The High Desert has also been smacked down by the housing crisis. Victorville is down 44% to a median value of $150,000. Hesperia is down 45% to a median of $175,000. Apple Valley is down 44% to $147,000. These are parts of the county where, until recently, new home builders could offer reasonably priced homes for commuters to L.A. County.  Rising foreclosure rates coupled with rising gas prices mean that commuters will choose homes closer to work if at all possible.

And, increasingly, it is possible. Fontana now offers its median-priced homes at around $275,000, a 38% drop over last year. For years Fontana has provided a  wide variety of new homes and new home prices.  Buying in the last few years, especially buying a new home, frequently means foreclosures today. New home builders are packing up their operations and licking their wounds if they survive at all.

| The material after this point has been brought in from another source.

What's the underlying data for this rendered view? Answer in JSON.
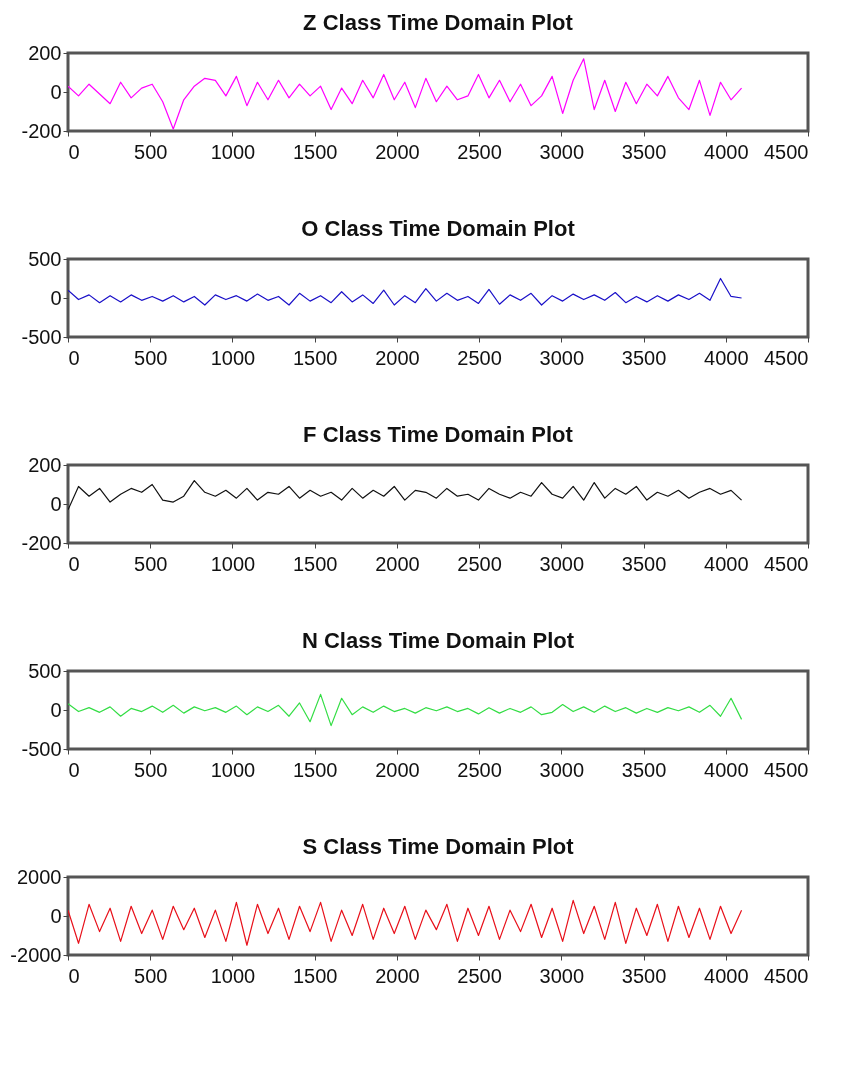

Rancho Cucamonga, growing at a breakneck pace, and, until this year, the jewel of western San Bernardino County, has been hit hard by the crisis. Rancho, like Fontana,  boasts many communities of new homes which are the first to go “under water” and succomb to the tsunami of foreclosures. Rancho is a large city and some ZIPs are better off than others. 91701 has dropped a mere 21% from last year to a median of $368,000 while 91737 has sunk 52% to a median of $380,000. 91739 is skating along at a mere 6% drop to a median of $480,000.  Many new homes in Rancho  sold for over $700,000 last year or the year before are now close to or below the $400,000 mark.

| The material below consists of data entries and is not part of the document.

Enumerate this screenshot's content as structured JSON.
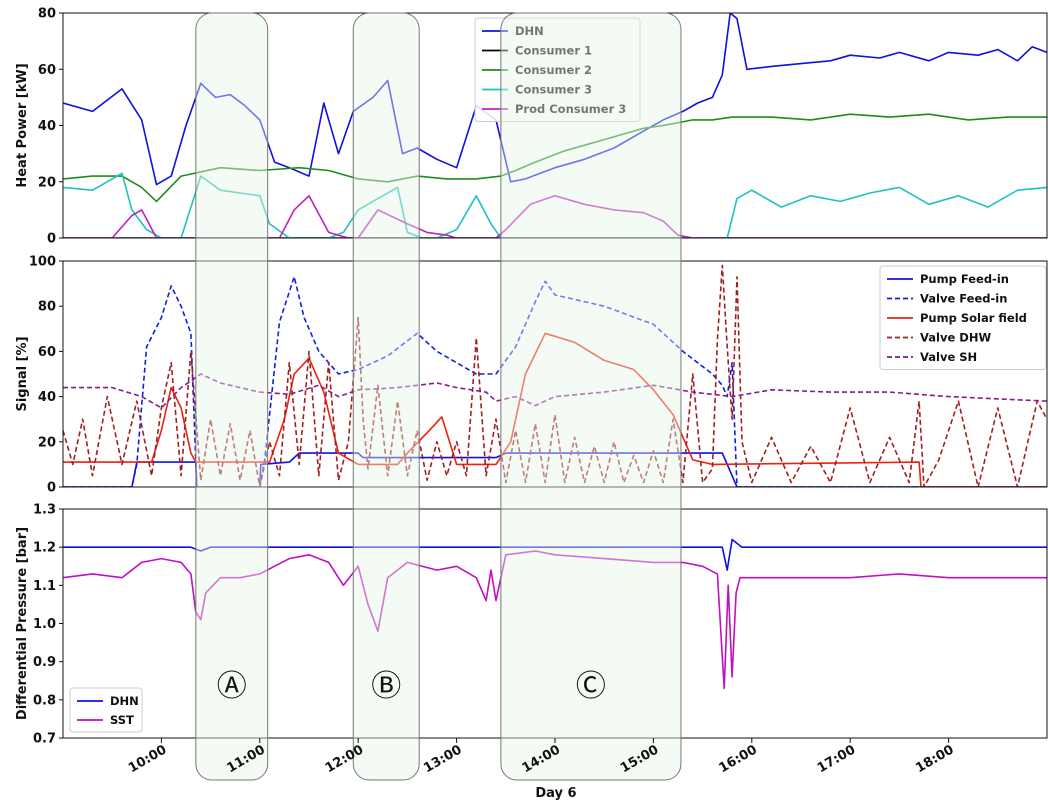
{
  "chart_data": [
    {
      "type": "line",
      "ylabel": "Heat Power [kW]",
      "ylim": [
        0,
        80
      ],
      "yticks": [
        0,
        20,
        40,
        60,
        80
      ],
      "xlim": [
        9.0,
        19.0
      ],
      "legend_position": "top-center",
      "series": [
        {
          "name": "DHN",
          "color": "#1010e0",
          "style": "solid",
          "x": [
            9.0,
            9.3,
            9.6,
            9.8,
            9.95,
            10.1,
            10.25,
            10.4,
            10.55,
            10.7,
            10.85,
            11.0,
            11.15,
            11.3,
            11.5,
            11.65,
            11.8,
            11.95,
            12.15,
            12.3,
            12.45,
            12.6,
            12.8,
            13.0,
            13.2,
            13.4,
            13.55,
            13.7,
            13.85,
            14.0,
            14.3,
            14.6,
            14.9,
            15.1,
            15.3,
            15.45,
            15.6,
            15.7,
            15.78,
            15.85,
            15.95,
            16.2,
            16.5,
            16.8,
            17.0,
            17.3,
            17.5,
            17.8,
            18.0,
            18.3,
            18.5,
            18.7,
            18.85,
            19.0
          ],
          "y": [
            48,
            45,
            53,
            42,
            19,
            22,
            40,
            55,
            50,
            51,
            47,
            42,
            27,
            25,
            22,
            48,
            30,
            45,
            50,
            56,
            30,
            32,
            28,
            25,
            47,
            42,
            20,
            21,
            23,
            25,
            28,
            32,
            38,
            42,
            45,
            48,
            50,
            58,
            80,
            78,
            60,
            61,
            62,
            63,
            65,
            64,
            66,
            63,
            66,
            65,
            67,
            63,
            68,
            66
          ]
        },
        {
          "name": "Consumer 1",
          "color": "#000000",
          "style": "solid",
          "x": [
            9.0,
            19.0
          ],
          "y": [
            0,
            0
          ]
        },
        {
          "name": "Consumer 2",
          "color": "#1f8c1f",
          "style": "solid",
          "x": [
            9.0,
            9.3,
            9.6,
            9.8,
            9.95,
            10.2,
            10.6,
            11.0,
            11.4,
            11.7,
            12.0,
            12.3,
            12.6,
            12.9,
            13.2,
            13.45,
            13.6,
            13.8,
            14.1,
            14.5,
            14.9,
            15.1,
            15.4,
            15.6,
            15.8,
            16.2,
            16.6,
            17.0,
            17.4,
            17.8,
            18.2,
            18.6,
            19.0
          ],
          "y": [
            21,
            22,
            22,
            18,
            13,
            22,
            25,
            24,
            25,
            24,
            21,
            20,
            22,
            21,
            21,
            22,
            24,
            27,
            31,
            35,
            39,
            40,
            42,
            42,
            43,
            43,
            42,
            44,
            43,
            44,
            42,
            43,
            43
          ]
        },
        {
          "name": "Consumer 3",
          "color": "#20c0c0",
          "style": "solid",
          "x": [
            9.0,
            9.3,
            9.6,
            9.7,
            9.85,
            10.0,
            10.2,
            10.4,
            10.6,
            10.8,
            11.0,
            11.1,
            11.3,
            11.5,
            11.7,
            11.85,
            12.0,
            12.2,
            12.4,
            12.5,
            12.65,
            12.8,
            13.0,
            13.2,
            13.35,
            13.45,
            13.6,
            13.8,
            14.0,
            14.5,
            15.0,
            15.5,
            15.75,
            15.85,
            16.0,
            16.3,
            16.6,
            16.9,
            17.2,
            17.5,
            17.8,
            18.1,
            18.4,
            18.7,
            19.0
          ],
          "y": [
            18,
            17,
            23,
            10,
            3,
            0,
            0,
            22,
            17,
            16,
            15,
            5,
            0,
            0,
            0,
            2,
            10,
            14,
            18,
            2,
            0,
            0,
            3,
            15,
            5,
            0,
            0,
            0,
            0,
            0,
            0,
            0,
            0,
            14,
            17,
            11,
            15,
            13,
            16,
            18,
            12,
            15,
            11,
            17,
            18
          ]
        },
        {
          "name": "Prod Consumer 3",
          "color": "#c020c0",
          "style": "solid",
          "x": [
            9.0,
            9.5,
            9.7,
            9.8,
            9.95,
            10.0,
            10.8,
            11.0,
            11.2,
            11.35,
            11.5,
            11.7,
            11.9,
            12.0,
            12.2,
            12.5,
            12.7,
            12.9,
            13.0,
            13.4,
            13.5,
            13.75,
            14.0,
            14.3,
            14.6,
            14.9,
            15.1,
            15.25,
            15.4,
            19.0
          ],
          "y": [
            0,
            0,
            8,
            10,
            0,
            0,
            0,
            0,
            0,
            10,
            15,
            2,
            0,
            0,
            10,
            5,
            2,
            1,
            0,
            0,
            3,
            12,
            15,
            12,
            10,
            9,
            6,
            1,
            0,
            0
          ]
        }
      ]
    },
    {
      "type": "line",
      "ylabel": "Signal [%]",
      "ylim": [
        0,
        100
      ],
      "yticks": [
        0,
        20,
        40,
        60,
        80,
        100
      ],
      "xlim": [
        9.0,
        19.0
      ],
      "legend_position": "top-right",
      "series": [
        {
          "name": "Pump Feed-in",
          "color": "#1010e0",
          "style": "solid",
          "x": [
            9.0,
            9.7,
            9.75,
            10.35,
            10.36,
            11.0,
            11.01,
            11.3,
            11.4,
            12.0,
            12.05,
            13.4,
            13.5,
            15.7,
            15.85,
            19.0
          ],
          "y": [
            0,
            0,
            11,
            11,
            0,
            0,
            10,
            11,
            15,
            15,
            13,
            13,
            15,
            15,
            0,
            0
          ]
        },
        {
          "name": "Valve Feed-in",
          "color": "#1020e0",
          "style": "dashed",
          "x": [
            9.0,
            9.7,
            9.75,
            9.85,
            10.0,
            10.1,
            10.2,
            10.3,
            10.36,
            10.37,
            11.0,
            11.05,
            11.2,
            11.35,
            11.45,
            11.6,
            11.8,
            12.0,
            12.3,
            12.6,
            12.8,
            13.0,
            13.2,
            13.4,
            13.6,
            13.8,
            13.9,
            14.0,
            14.5,
            15.0,
            15.3,
            15.6,
            15.7,
            15.75,
            15.8,
            15.85,
            19.0
          ],
          "y": [
            0,
            0,
            10,
            62,
            75,
            89,
            80,
            68,
            0,
            0,
            0,
            12,
            73,
            93,
            75,
            60,
            50,
            52,
            58,
            68,
            60,
            55,
            50,
            50,
            62,
            82,
            91,
            85,
            80,
            72,
            60,
            50,
            45,
            40,
            55,
            0,
            0
          ]
        },
        {
          "name": "Pump Solar field",
          "color": "#ee2010",
          "style": "solid",
          "x": [
            9.0,
            9.9,
            10.0,
            10.1,
            10.2,
            10.3,
            10.35,
            11.1,
            11.25,
            11.35,
            11.5,
            11.65,
            11.8,
            12.0,
            12.4,
            12.5,
            12.7,
            12.85,
            13.0,
            13.4,
            13.55,
            13.7,
            13.9,
            14.2,
            14.5,
            14.8,
            15.0,
            15.2,
            15.4,
            15.6,
            17.7,
            17.72,
            19.0
          ],
          "y": [
            11,
            11,
            25,
            44,
            35,
            15,
            11,
            11,
            30,
            50,
            57,
            42,
            15,
            10,
            10,
            15,
            24,
            31,
            10,
            10,
            20,
            50,
            68,
            64,
            56,
            52,
            43,
            32,
            12,
            10,
            11,
            0,
            0
          ]
        },
        {
          "name": "Valve DHW",
          "color": "#a02020",
          "style": "dashed",
          "x": [
            9.0,
            9.1,
            9.2,
            9.3,
            9.45,
            9.6,
            9.75,
            9.9,
            10.0,
            10.1,
            10.2,
            10.3,
            10.4,
            10.5,
            10.6,
            10.7,
            10.8,
            10.9,
            11.0,
            11.1,
            11.2,
            11.3,
            11.4,
            11.5,
            11.6,
            11.7,
            11.8,
            11.9,
            12.0,
            12.05,
            12.1,
            12.2,
            12.3,
            12.4,
            12.5,
            12.6,
            12.7,
            12.8,
            12.9,
            13.0,
            13.1,
            13.2,
            13.3,
            13.4,
            13.5,
            13.6,
            13.7,
            13.8,
            13.9,
            14.0,
            14.1,
            14.2,
            14.3,
            14.4,
            14.5,
            14.6,
            14.7,
            14.8,
            14.9,
            15.0,
            15.1,
            15.2,
            15.3,
            15.4,
            15.5,
            15.6,
            15.65,
            15.7,
            15.75,
            15.8,
            15.85,
            15.9,
            16.0,
            16.2,
            16.4,
            16.6,
            16.8,
            17.0,
            17.2,
            17.4,
            17.6,
            17.7,
            17.75,
            17.9,
            18.1,
            18.3,
            18.5,
            18.7,
            18.9,
            19.0
          ],
          "y": [
            25,
            10,
            30,
            5,
            40,
            10,
            38,
            5,
            35,
            55,
            5,
            60,
            3,
            30,
            5,
            28,
            3,
            25,
            0,
            20,
            5,
            55,
            10,
            60,
            5,
            55,
            3,
            20,
            75,
            30,
            8,
            45,
            5,
            38,
            5,
            25,
            3,
            20,
            5,
            20,
            5,
            66,
            5,
            30,
            2,
            25,
            2,
            28,
            2,
            32,
            2,
            22,
            2,
            18,
            2,
            20,
            2,
            14,
            2,
            16,
            2,
            30,
            2,
            50,
            2,
            8,
            65,
            98,
            62,
            30,
            93,
            20,
            2,
            22,
            2,
            18,
            2,
            35,
            2,
            22,
            2,
            38,
            0,
            12,
            38,
            0,
            35,
            0,
            38,
            30
          ]
        },
        {
          "name": "Valve SH",
          "color": "#8a1a8a",
          "style": "dashed",
          "x": [
            9.0,
            9.5,
            9.8,
            10.0,
            10.2,
            10.4,
            10.6,
            10.8,
            11.0,
            11.3,
            11.6,
            11.8,
            12.0,
            12.4,
            12.8,
            13.0,
            13.3,
            13.4,
            13.6,
            13.8,
            14.0,
            14.5,
            15.0,
            15.4,
            15.8,
            16.2,
            16.8,
            17.4,
            18.0,
            18.5,
            19.0
          ],
          "y": [
            44,
            44,
            40,
            35,
            44,
            50,
            46,
            44,
            42,
            41,
            45,
            40,
            43,
            44,
            46,
            44,
            42,
            38,
            40,
            36,
            40,
            42,
            45,
            42,
            40,
            43,
            42,
            42,
            40,
            39,
            38
          ]
        }
      ]
    },
    {
      "type": "line",
      "ylabel": "Differential Pressure [bar]",
      "ylim": [
        0.7,
        1.3
      ],
      "yticks": [
        0.7,
        0.8,
        0.9,
        1.0,
        1.1,
        1.2,
        1.3
      ],
      "xlim": [
        9.0,
        19.0
      ],
      "legend_position": "bottom-left",
      "series": [
        {
          "name": "DHN",
          "color": "#1010e0",
          "style": "solid",
          "x": [
            9.0,
            10.3,
            10.4,
            10.5,
            11.0,
            11.5,
            12.0,
            12.5,
            13.0,
            13.5,
            15.0,
            15.7,
            15.75,
            15.8,
            15.9,
            16.0,
            17.0,
            18.0,
            19.0
          ],
          "y": [
            1.2,
            1.2,
            1.19,
            1.2,
            1.2,
            1.2,
            1.2,
            1.2,
            1.2,
            1.2,
            1.2,
            1.2,
            1.14,
            1.22,
            1.2,
            1.2,
            1.2,
            1.2,
            1.2
          ]
        },
        {
          "name": "SST",
          "color": "#c010c0",
          "style": "solid",
          "x": [
            9.0,
            9.3,
            9.6,
            9.8,
            10.0,
            10.2,
            10.3,
            10.35,
            10.4,
            10.45,
            10.6,
            10.8,
            11.0,
            11.3,
            11.5,
            11.7,
            11.85,
            12.0,
            12.1,
            12.2,
            12.3,
            12.5,
            12.8,
            13.0,
            13.2,
            13.3,
            13.35,
            13.4,
            13.5,
            13.8,
            14.0,
            14.5,
            15.0,
            15.3,
            15.5,
            15.65,
            15.72,
            15.76,
            15.8,
            15.84,
            15.88,
            16.0,
            16.5,
            17.0,
            17.5,
            18.0,
            18.5,
            19.0
          ],
          "y": [
            1.12,
            1.13,
            1.12,
            1.16,
            1.17,
            1.16,
            1.13,
            1.03,
            1.01,
            1.08,
            1.12,
            1.12,
            1.13,
            1.17,
            1.18,
            1.16,
            1.1,
            1.15,
            1.05,
            0.98,
            1.12,
            1.16,
            1.14,
            1.15,
            1.12,
            1.06,
            1.14,
            1.06,
            1.18,
            1.19,
            1.18,
            1.17,
            1.16,
            1.16,
            1.15,
            1.13,
            0.83,
            1.1,
            0.86,
            1.08,
            1.12,
            1.12,
            1.12,
            1.12,
            1.13,
            1.12,
            1.12,
            1.12
          ]
        }
      ]
    }
  ],
  "x_axis": {
    "label": "Day 6",
    "tick_values": [
      10,
      11,
      12,
      13,
      14,
      15,
      16,
      17,
      18
    ],
    "tick_labels": [
      "10:00",
      "11:00",
      "12:00",
      "13:00",
      "14:00",
      "15:00",
      "16:00",
      "17:00",
      "18:00"
    ]
  },
  "highlights": [
    {
      "label": "A",
      "glyph": "Ⓐ",
      "start": 10.35,
      "end": 11.08
    },
    {
      "label": "B",
      "glyph": "Ⓑ",
      "start": 11.95,
      "end": 12.62
    },
    {
      "label": "C",
      "glyph": "Ⓒ",
      "start": 13.45,
      "end": 15.28
    }
  ]
}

Even established Upland is not immune. In one ZIP [91784] a median of $510,000 represents a drop of 12% over last year. While the other ZIP [91726] has sunk 27% to a median of $320,000.Prestigious Chino Hills has not escaped either: down 21% from last year to a median of $440,000.

Rounding out the line-up is Ontario, another large city. Like other working-class areas, Ontario has suffered more than others: down 33%, 37% and 44% [91761, 91762, 91764] to medians of $276,000, $260,000, and $222,000.

Where Are Those REPOs?

For Southern Californians, the short answer: right where you live.

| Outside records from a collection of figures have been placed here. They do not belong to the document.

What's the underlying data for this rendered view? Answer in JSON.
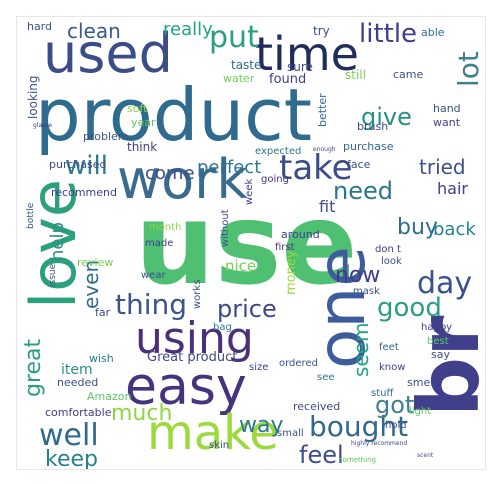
{
  "words": [
    {
      "text": "use",
      "color": "#4fbf72"
    },
    {
      "text": "product",
      "color": "#2f6b8e"
    },
    {
      "text": "used",
      "color": "#3b4d89"
    },
    {
      "text": "br",
      "color": "#3f3f8c"
    },
    {
      "text": "love",
      "color": "#2aa17b"
    },
    {
      "text": "one",
      "color": "#3e5c9c"
    },
    {
      "text": "work",
      "color": "#3a6a8d"
    },
    {
      "text": "easy",
      "color": "#46337e"
    },
    {
      "text": "using",
      "color": "#4b2f7a"
    },
    {
      "text": "time",
      "color": "#1f2c5c"
    },
    {
      "text": "make",
      "color": "#9bd93c"
    },
    {
      "text": "take",
      "color": "#3b4d89"
    },
    {
      "text": "bought",
      "color": "#31688e"
    },
    {
      "text": "lot",
      "color": "#3f7f8e"
    },
    {
      "text": "put",
      "color": "#2a9f7c"
    },
    {
      "text": "little",
      "color": "#3e3f8b"
    },
    {
      "text": "give",
      "color": "#2a8f86"
    },
    {
      "text": "really",
      "color": "#20a486"
    },
    {
      "text": "clean",
      "color": "#38598c"
    },
    {
      "text": "will",
      "color": "#2c7e8e"
    },
    {
      "text": "need",
      "color": "#2a788e"
    },
    {
      "text": "good",
      "color": "#2b9f83"
    },
    {
      "text": "thing",
      "color": "#39558c"
    },
    {
      "text": "much",
      "color": "#8ed645"
    },
    {
      "text": "well",
      "color": "#2f6b8e"
    },
    {
      "text": "keep",
      "color": "#26828e"
    },
    {
      "text": "feel",
      "color": "#3e4c8a"
    },
    {
      "text": "got",
      "color": "#3f7f8e"
    },
    {
      "text": "day",
      "color": "#3a528b"
    },
    {
      "text": "way",
      "color": "#2a788e"
    },
    {
      "text": "price",
      "color": "#3f4889"
    },
    {
      "text": "great",
      "color": "#2b9f83"
    },
    {
      "text": "buy",
      "color": "#2e6d8e"
    },
    {
      "text": "back",
      "color": "#26828e"
    },
    {
      "text": "now",
      "color": "#3f3f8c"
    },
    {
      "text": "tried",
      "color": "#3a528b"
    },
    {
      "text": "seem",
      "color": "#20a486"
    },
    {
      "text": "come",
      "color": "#3e4c8a"
    },
    {
      "text": "perfect",
      "color": "#2a788e"
    },
    {
      "text": "fit",
      "color": "#3e4c8a"
    },
    {
      "text": "hair",
      "color": "#3f3f8c"
    },
    {
      "text": "even",
      "color": "#2e6d8e"
    },
    {
      "text": "help",
      "color": "#2a8f86"
    },
    {
      "text": "nice",
      "color": "#75d054"
    },
    {
      "text": "item",
      "color": "#2a8f86"
    },
    {
      "text": "money",
      "color": "#9bd93c"
    },
    {
      "text": "Great product",
      "color": "#3f4889"
    },
    {
      "text": "found",
      "color": "#3e3f8b"
    },
    {
      "text": "still",
      "color": "#7ad151"
    },
    {
      "text": "came",
      "color": "#3a528b"
    },
    {
      "text": "taste",
      "color": "#31688e"
    },
    {
      "text": "sure",
      "color": "#3b4d89"
    },
    {
      "text": "try",
      "color": "#3e4c8a"
    },
    {
      "text": "able",
      "color": "#2e6d8e"
    },
    {
      "text": "hard",
      "color": "#3a528b"
    },
    {
      "text": "looking",
      "color": "#3a528b"
    },
    {
      "text": "water",
      "color": "#75d054"
    },
    {
      "text": "soft",
      "color": "#8ed645"
    },
    {
      "text": "year",
      "color": "#5ec962"
    },
    {
      "text": "think",
      "color": "#3e3f8b"
    },
    {
      "text": "problem",
      "color": "#3a528b"
    },
    {
      "text": "purchased",
      "color": "#3e4c8a"
    },
    {
      "text": "recommend",
      "color": "#3e3f8b"
    },
    {
      "text": "better",
      "color": "#31688e"
    },
    {
      "text": "brush",
      "color": "#3e4c8a"
    },
    {
      "text": "purchase",
      "color": "#31688e"
    },
    {
      "text": "expected",
      "color": "#2a788e"
    },
    {
      "text": "going",
      "color": "#46337e"
    },
    {
      "text": "face",
      "color": "#3a528b"
    },
    {
      "text": "hand",
      "color": "#3a528b"
    },
    {
      "text": "want",
      "color": "#3e3f8b"
    },
    {
      "text": "around",
      "color": "#3e3f8b"
    },
    {
      "text": "first",
      "color": "#46337e"
    },
    {
      "text": "don t",
      "color": "#3e3f8b"
    },
    {
      "text": "look",
      "color": "#3e4c8a"
    },
    {
      "text": "mask",
      "color": "#3a528b"
    },
    {
      "text": "happy",
      "color": "#3e3f8b"
    },
    {
      "text": "best",
      "color": "#5ec962"
    },
    {
      "text": "say",
      "color": "#3e4c8a"
    },
    {
      "text": "feet",
      "color": "#31688e"
    },
    {
      "text": "know",
      "color": "#3e3f8b"
    },
    {
      "text": "smell",
      "color": "#3e4c8a"
    },
    {
      "text": "ordered",
      "color": "#3a528b"
    },
    {
      "text": "see",
      "color": "#2a788e"
    },
    {
      "text": "received",
      "color": "#3e4c8a"
    },
    {
      "text": "light",
      "color": "#5ec962"
    },
    {
      "text": "hold",
      "color": "#3a528b"
    },
    {
      "text": "stuff",
      "color": "#31688e"
    },
    {
      "text": "small",
      "color": "#3e4c8a"
    },
    {
      "text": "comfortable",
      "color": "#3e3f8b"
    },
    {
      "text": "Amazon",
      "color": "#5ec962"
    },
    {
      "text": "wish",
      "color": "#2a788e"
    },
    {
      "text": "needed",
      "color": "#3e4c8a"
    },
    {
      "text": "wear",
      "color": "#3a528b"
    },
    {
      "text": "review",
      "color": "#75d054"
    },
    {
      "text": "made",
      "color": "#3e3f8b"
    },
    {
      "text": "far",
      "color": "#3e4c8a"
    },
    {
      "text": "bag",
      "color": "#2a788e"
    },
    {
      "text": "size",
      "color": "#3e3f8b"
    },
    {
      "text": "skin",
      "color": "#3e4c8a"
    },
    {
      "text": "works",
      "color": "#3a528b"
    },
    {
      "text": "month",
      "color": "#8ed645"
    },
    {
      "text": "week",
      "color": "#3e3f8b"
    },
    {
      "text": "without",
      "color": "#3a528b"
    },
    {
      "text": "issue",
      "color": "#3e4c8a"
    },
    {
      "text": "bottle",
      "color": "#3a528b"
    },
    {
      "text": "glasse",
      "color": "#3e3f8b"
    },
    {
      "text": "enough",
      "color": "#3e4c8a"
    },
    {
      "text": "highly recommend",
      "color": "#3e3f8b"
    },
    {
      "text": "something",
      "color": "#5ec962"
    },
    {
      "text": "scent",
      "color": "#3e4c8a"
    }
  ]
}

In the San Gabriel Valley, homes which are REOs, short pays, NODs, short sales or corporate owned are everywhere. In fact, at this point, they are the only properties selling and often even these bargain properties offered far below the prices they sold for just one or two years ago are on the market 100 days or more.

Just where are these properties? Here’s a short list compiled in haste from the Multiple Listing Service [MLS] access to which I offer on my website www.DianeButler.net.

City Properties Range
Arcadia 12 $450000-$1,500,000
Azusa 70 $179,900-$914,900
Claremont 15 $249,000-$579,000
Covina 77 $215,000-$675,000
Duarte 22 $261,000-$610,000
Glendora 17 $300,000-$855,000
La Verne 17 $212,500-$749,000
Monrovia 23 $320,000-$649,000
Pasadena 77 $185,000-$790,000
Rancho Cucamonga >319 $105,000-$1,290,000
San Dimas 15 $330,000-$1,400,000
Sierra Madre 1 $358000
Upland 88 $135,000-$999,900

Look at those prices!

These are amazing prices that we haven’t seen in this area for literally years. $105,000? Wow! Many of the cheapest listed here are one-bedroom condos, but, still, a year ago even they were commanding prices over $200,000 or $300,000 pretty much everywhere.

Pasadena ,by far the largest city, so has a very large number of foreclosures. That $185,000, by the way, is a studio. Still. Rancho is also a large city, but 319? That is what it is like in San Bernardino/Riverside County, as delineated here previously. To my mind, some of the most undervalued homes and so the best deals are in Covina which with 77 repos is out of step with the other foothill communities. Azusa is another surprise.

Most of the repos concentrate at the lower end, but there are some truly beautiful homes in the mix, many with 5 bedrooms and commanding views of the valley. Despite these prices, however, many of these homes listed at seemingly rock-bottom prices are not selling.

Right now is a fabulous time to buy. Among these repos are some fantastic values which will not get any better. Like anything else, the buyer who gets the great deal needs to do his homework and plod through those 319 listings in Rancho to find the real gems.